マイナス・イメージで捉える見方は、次のような議論になる。人口の減少によって、社会インフラや経済への深刻な影響が生じ、人類はいままでのような生存様式を続けることができなくなる。とくに、人口減少に加速度がつくと、方々で社会の崩壊が生じる。それを防ぐには、一定程度の人口増加努力が必要だ、というような議論である。

これに対して、プラス・イメージで捉える見方は、地球が持続可能なためには、自ずから人口の限界があり、いまやその限界を超えているので、人口が減るのはよいことだ。むしろ人口を適切に減らすよう努力すべきだ、というような議論になる。

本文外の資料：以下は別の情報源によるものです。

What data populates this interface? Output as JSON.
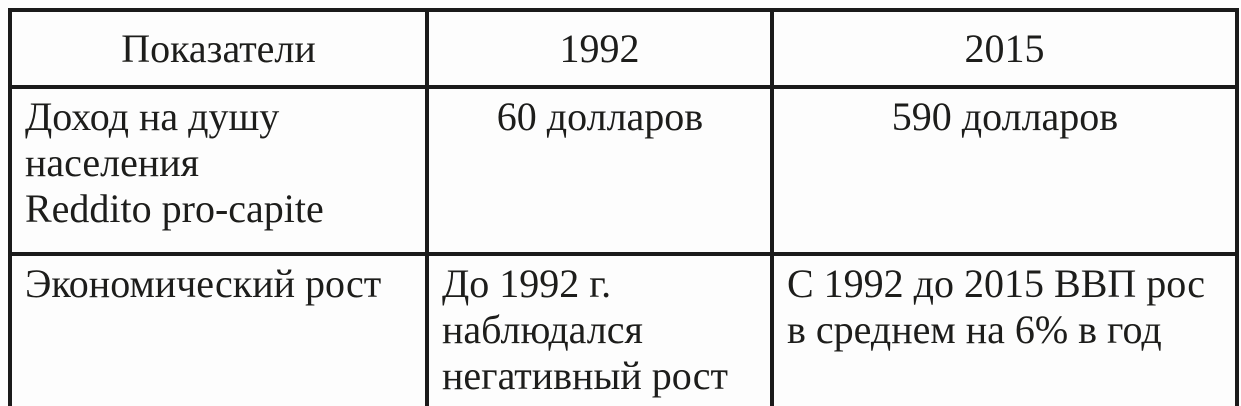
{
  "table": {
    "columns": [
      {
        "header": "Показатели"
      },
      {
        "header": "1992"
      },
      {
        "header": "2015"
      }
    ],
    "rows": [
      {
        "indicator": "Доход на душу\nнаселения\nReddito pro-capite",
        "y1992": "60 долларов",
        "y2015": "590 долларов"
      },
      {
        "indicator": "Экономический рост",
        "y1992": "До 1992 г.\nнаблюдался\nнегативный рост",
        "y2015": "С 1992 до 2015 ВВП рос\nв среднем на 6% в год"
      }
    ],
    "colors": {
      "border": "#1b1b1b",
      "text": "#1d1d1b",
      "background": "#fdfdfd"
    }
  }
}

マイナス・イメージで捉える場合、人口がこのまま無制限に増大することを容認するのではなく、急激な人口減少がおきないようにコントロールする必要があると言っているようである。その場合、どれくらいの人口までが容認されるのかが問題になるが、「縮減に向う世界人口」という論文は、100億人くらいはいいのではないかと考えているように伝わってくる。今の世界人口は約80億人なので、100億人になるにはそんなに長くはかからない。つい目の先のことだ。いずれにしても、地球の人口は今の状態の延長でいくと、すさまじい勢いで増加するのは目に見えている。そういう傾向を前提に、人口の減少を適切に食い止めるべきとするこの論文の趣旨に、小生などは非常に違和感がある。

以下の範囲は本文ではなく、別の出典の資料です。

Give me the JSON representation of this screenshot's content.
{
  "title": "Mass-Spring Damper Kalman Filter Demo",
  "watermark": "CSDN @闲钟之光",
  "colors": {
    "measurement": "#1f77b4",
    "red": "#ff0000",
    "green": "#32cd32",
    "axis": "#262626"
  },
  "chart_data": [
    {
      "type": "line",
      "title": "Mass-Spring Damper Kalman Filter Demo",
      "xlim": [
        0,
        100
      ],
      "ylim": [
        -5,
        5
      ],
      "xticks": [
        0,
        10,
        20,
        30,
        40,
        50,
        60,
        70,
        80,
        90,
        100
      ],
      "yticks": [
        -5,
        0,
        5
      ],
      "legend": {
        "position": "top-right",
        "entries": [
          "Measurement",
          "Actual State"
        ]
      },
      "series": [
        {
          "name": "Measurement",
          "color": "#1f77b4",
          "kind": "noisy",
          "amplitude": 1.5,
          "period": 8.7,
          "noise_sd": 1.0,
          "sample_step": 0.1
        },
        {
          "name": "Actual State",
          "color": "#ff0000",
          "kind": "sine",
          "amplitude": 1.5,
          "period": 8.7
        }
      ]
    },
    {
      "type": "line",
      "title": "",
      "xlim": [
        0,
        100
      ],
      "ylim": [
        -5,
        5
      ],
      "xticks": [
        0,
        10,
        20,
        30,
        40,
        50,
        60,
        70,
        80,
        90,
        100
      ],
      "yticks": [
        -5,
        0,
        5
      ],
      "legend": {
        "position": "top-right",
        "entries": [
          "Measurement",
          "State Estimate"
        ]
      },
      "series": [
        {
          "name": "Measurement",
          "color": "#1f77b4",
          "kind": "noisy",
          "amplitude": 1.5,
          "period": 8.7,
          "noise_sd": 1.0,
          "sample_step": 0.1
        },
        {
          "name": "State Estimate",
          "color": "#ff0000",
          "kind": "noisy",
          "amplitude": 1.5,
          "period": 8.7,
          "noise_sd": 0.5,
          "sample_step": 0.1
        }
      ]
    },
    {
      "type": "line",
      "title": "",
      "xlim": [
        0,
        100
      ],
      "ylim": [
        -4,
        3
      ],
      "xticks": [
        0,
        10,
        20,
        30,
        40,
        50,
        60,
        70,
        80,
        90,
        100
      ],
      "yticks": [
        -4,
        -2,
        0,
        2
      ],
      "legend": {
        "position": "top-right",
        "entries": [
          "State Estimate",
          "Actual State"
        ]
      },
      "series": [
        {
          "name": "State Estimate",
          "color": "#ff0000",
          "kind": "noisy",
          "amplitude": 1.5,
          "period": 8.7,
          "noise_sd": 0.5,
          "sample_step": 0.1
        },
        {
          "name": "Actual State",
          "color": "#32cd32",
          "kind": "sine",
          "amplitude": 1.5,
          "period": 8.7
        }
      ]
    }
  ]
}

プラス・イメージで捉える見方を代表するのは、「ゼロ成長と資本主義」という論文である。この論文は、いまでもすでに持続可能な人口をはるかに超えているという認識に立って、今後人口を減らす努力をしなければならないと主張する。その場合、持続可能な人口とはどれほどの水準かが問題となるが、この論文の筆者は、かなり低めに見積もっている。25億人まで減らしてもよいとまで言っている。25億人といえば、現在の地球人口の三分の一以下である。そんなにまで減らしていいのか、と小生などは考え込んでしまう。

持続可能な人口に向けて人口を減らせという意見も、人口の減少というトレンドを前提としてそれの適切なコントロールをすべきだという意見も、人口の増減のスピードが、非常にすさまじいものだという認識は共有しているようである。人口が増加するケースでは、「人口爆発」という言葉があるように、加速度的に増加する。一方、人口が減少に転じる場合にも、その減少の速度は加速度的に速まる。小生が小学生の頃に地球の人口は30億人と習ったものだが、半世紀後の今日、それは三倍以上の80億人までふくれあがっている。同じような加速度が、人口減少の場合にも生じる。今の時点で世界の人口が加速度的な減少を始めると仮定した場合、半世紀後の地球の人口は30億人に舞い戻ることになる。そんなに急速に人口が減少すれば、地球の住人は激しい変動に翻弄され、まともな生活ができなくなるとは、十分に言えそうである。